L'assemblaggio dei chilomicroni "nascenti" si svolge in due fasi[4] che richiedono entrambe l'intervento della proteina MTP (Microsomal triglyceride Transfer Protein)[9] che trasferisce i trigliceridi neoformati, i fosfolipidi e il colesterolo alla apoB48 (lipidazione delle apoB), che costituisce pertanto l'impalcatura sulla quale i chilomicroni vengono assemblati.[10][11] Nella prima fase il complesso apoB48-trigliceridi si stacca dalla membrana per formare piccole particelle libere (chilomicroni primordiali o pre-chilomicroni) nel lume del reticolo endoplasmatico liscio; nella seconda fase, che si svolge in gran parte nell'apparato di Golgi, le particelle acquistano gradualmente un core lipidico di trigliceridi ("chilomicroni nascenti"), acquisendoli, sempre tramite la MTP, soprattutto dalle gocce lipidiche libere nel lume del reticolo endoplasmatico.[12][7] Nel caso in cui sia deficitario il trasferimento dei lipidi all'apoB48 operato della MTP, l'apolipoproteina va incontro a degradazione.
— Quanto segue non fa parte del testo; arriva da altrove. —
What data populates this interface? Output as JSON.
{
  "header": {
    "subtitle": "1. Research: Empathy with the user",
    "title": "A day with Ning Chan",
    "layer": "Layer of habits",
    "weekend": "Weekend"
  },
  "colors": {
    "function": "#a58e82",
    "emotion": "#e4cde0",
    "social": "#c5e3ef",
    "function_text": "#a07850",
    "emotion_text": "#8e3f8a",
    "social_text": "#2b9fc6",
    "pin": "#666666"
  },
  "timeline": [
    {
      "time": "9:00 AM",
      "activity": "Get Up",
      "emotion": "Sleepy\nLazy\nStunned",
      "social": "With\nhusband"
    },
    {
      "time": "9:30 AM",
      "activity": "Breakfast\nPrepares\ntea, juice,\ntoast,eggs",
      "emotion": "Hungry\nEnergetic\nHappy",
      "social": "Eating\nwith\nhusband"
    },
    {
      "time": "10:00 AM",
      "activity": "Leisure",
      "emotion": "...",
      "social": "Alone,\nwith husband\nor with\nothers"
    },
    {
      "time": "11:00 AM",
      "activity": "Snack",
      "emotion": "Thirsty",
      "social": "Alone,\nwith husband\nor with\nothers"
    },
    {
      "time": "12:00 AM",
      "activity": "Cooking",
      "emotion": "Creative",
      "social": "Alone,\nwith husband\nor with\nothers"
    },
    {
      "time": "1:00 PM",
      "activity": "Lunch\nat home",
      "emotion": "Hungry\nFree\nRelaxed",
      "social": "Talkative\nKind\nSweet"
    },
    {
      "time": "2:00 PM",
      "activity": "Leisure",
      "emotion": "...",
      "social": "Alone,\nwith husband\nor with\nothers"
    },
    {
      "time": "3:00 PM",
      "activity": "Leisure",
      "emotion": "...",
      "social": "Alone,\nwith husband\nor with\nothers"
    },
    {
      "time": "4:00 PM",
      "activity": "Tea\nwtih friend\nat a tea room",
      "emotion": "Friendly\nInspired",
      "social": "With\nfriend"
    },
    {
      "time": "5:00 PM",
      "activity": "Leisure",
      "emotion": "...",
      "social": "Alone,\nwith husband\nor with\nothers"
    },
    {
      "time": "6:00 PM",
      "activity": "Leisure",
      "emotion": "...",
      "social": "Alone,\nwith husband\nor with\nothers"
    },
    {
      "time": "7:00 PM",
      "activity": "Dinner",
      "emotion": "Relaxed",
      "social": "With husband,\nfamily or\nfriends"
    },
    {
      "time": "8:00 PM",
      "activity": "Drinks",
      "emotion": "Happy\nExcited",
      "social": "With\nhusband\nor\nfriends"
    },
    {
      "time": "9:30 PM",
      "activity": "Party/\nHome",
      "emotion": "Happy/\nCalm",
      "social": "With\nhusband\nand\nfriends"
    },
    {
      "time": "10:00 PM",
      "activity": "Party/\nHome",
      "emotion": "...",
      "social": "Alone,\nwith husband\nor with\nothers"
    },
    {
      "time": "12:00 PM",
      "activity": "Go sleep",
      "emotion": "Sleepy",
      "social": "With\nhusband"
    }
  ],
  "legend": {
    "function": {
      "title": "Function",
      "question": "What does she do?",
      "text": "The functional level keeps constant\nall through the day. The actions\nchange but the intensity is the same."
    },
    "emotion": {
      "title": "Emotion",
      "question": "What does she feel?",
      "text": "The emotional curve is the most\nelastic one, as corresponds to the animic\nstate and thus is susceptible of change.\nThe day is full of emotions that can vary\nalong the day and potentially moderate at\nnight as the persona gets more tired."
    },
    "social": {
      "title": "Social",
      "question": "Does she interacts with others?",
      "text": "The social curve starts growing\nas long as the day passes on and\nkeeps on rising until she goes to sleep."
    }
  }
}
La maturazione dei chilomicroni, con la formazione di un voluminoso core lipidico e l'incorporazione nel mantello di apoAI e apoAIV,[13][14] avviene nell'apparato di Golgi,[15] dal quale i chilomicroni vengono secreti, attraverso la membrana plasmatica baso-laterale, nello spazio intercellulare.[7] [16] Sebbene l'apoAI sia secreta dall'epitelio intestinale anche con i chilomicroni, oltre l'80% dell'apoAI presente nella linfa del dotto toracico si trova nelle HDL.[17][18] La produzione giornaliera intestinale di trigliceridi si aggira normalmente sui 50-100 g/die, anche se presenta notevoli variazioni in base alla dieta; la produzione giornaliera delle apoB48 è di circa 1,3 mg per kg di peso corporeo.[19]

Metabolismo dei chilomicroni. CE, esteri del colesterolo. CETP, proteina di trasferimento degli esteri del colesterolo. PL, fosfolipidi. PLTP, proteina di trasferimento dei fosfolipidi. TG, trigliceridi.

Una volta secreti, i chilomicroni attraversano la membrana basale dell'epitelio e, date le dimensioni, piuttosto che entrare nei capillari diffondono nei vasi linfatici dei villi (vasi chiliferi),[20] giungendo così nel dotto toracico, dal quale sono immessi con la linfa nel circolo venoso sistemico. Subito dopo il pasto la concentrazione dei chilomicroni è tanto elevata da conferire alla linfa un aspetto lattescente. In circolo i chilomicroni ricevono dalle HDL le apoCII e le apoE. Le prime sono necessarie per l'attivazione della lipoproteinlipasi localizzata sull'endotelio, mentre le seconde sono indispensabili per la rimozione epatica da parte del recettore per le particelle rimanenti, il recettore LRP (LDL receptor-related protein).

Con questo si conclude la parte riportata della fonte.